Serikat Pekerja Beberkan 5 Fakta Penerapan 'New Normal' Tak Tepat
- VIVA/Syaefullah
VIVA – Presiden Konfederasi Serikat Pekerja Indonesia (KSPI) Said Iqbal menyebut kebijakan tatanan hidup normal baru atau 'New Normal' yang diwacanakan oleh pemerintah, tidak tepat.
Sedikitnya ada lima fakta yang menjadi alasan pihaknya menyampaikan hal tersebut.
"Fakta pertama, jumlah orang yang positif corona masih terus meningkat. Bahkan pertambahan orang yang positif, setiap hari jumlahnya masih mencapai ratusan," kata Iqbal kepada awak media, Kamis 28 Mei 2020.

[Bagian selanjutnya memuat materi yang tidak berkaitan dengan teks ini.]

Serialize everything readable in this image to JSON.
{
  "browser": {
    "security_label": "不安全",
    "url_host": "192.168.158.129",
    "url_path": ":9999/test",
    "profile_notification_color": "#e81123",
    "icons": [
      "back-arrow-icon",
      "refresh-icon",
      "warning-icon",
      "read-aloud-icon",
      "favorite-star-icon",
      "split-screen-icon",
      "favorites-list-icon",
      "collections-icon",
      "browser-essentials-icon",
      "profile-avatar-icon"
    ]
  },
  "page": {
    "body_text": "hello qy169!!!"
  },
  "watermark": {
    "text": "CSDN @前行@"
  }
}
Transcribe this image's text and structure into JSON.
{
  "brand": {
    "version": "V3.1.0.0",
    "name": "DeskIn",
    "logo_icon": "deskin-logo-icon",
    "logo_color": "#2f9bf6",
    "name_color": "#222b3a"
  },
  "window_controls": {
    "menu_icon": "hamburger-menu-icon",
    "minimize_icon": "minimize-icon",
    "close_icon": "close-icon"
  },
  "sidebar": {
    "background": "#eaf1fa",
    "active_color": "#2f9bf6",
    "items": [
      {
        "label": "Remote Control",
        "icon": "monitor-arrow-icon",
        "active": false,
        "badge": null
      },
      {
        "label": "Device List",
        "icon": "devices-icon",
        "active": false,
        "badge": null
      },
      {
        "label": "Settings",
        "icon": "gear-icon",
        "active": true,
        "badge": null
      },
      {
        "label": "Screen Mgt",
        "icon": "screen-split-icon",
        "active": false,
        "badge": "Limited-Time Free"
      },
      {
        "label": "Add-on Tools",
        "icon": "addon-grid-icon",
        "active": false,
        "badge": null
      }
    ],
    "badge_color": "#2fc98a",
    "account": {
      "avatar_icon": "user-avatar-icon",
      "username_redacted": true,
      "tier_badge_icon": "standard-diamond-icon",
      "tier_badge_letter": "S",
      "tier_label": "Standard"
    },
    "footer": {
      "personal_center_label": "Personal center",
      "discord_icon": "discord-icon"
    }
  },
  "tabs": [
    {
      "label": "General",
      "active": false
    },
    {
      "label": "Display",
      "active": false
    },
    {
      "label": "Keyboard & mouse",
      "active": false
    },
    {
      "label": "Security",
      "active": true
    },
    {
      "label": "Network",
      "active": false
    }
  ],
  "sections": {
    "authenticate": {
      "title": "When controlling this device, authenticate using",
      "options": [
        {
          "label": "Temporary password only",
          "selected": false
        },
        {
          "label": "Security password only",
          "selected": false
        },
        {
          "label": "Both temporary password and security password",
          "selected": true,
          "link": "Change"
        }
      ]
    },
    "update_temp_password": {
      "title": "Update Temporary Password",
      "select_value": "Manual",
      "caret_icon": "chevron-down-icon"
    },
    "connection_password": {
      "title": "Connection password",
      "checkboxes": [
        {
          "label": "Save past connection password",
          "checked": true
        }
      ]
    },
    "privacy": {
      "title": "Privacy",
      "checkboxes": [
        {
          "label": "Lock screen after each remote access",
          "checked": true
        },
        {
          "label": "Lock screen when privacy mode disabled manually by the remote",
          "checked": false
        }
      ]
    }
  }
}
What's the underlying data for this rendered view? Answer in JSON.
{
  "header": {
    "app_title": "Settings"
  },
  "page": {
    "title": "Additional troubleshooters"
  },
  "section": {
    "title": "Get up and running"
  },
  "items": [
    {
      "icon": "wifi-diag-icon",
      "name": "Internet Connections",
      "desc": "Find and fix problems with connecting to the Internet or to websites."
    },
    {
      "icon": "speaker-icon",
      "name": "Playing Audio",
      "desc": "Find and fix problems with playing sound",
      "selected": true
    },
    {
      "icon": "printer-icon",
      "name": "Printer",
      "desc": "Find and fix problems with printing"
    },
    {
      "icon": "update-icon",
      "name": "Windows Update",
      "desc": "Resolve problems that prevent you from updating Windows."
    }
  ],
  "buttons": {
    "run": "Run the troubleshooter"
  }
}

Fakta kedua, kata dia, sejumlah buruh yang tetap bekerja akhirnya positif terpapar virus corona. Hal ini bisa dilihat, misalnya di PT Denso Indonesia dan PT Yamaha Music, ada yang meninggal akibat positif covid-19.
"Begitu juga di Sampoerna dan PEMI Tangerang, dilaporkan ada buruh yang OPD, PDP, bahkan positif," kata Iqbal.
Fakta ketiga, dia menjelaskan, saat ini sudah banyak pabrik yang merumahkan dan melakukan PHK akibat bahan baku material impor makin menipis dan bahkan tidak ada.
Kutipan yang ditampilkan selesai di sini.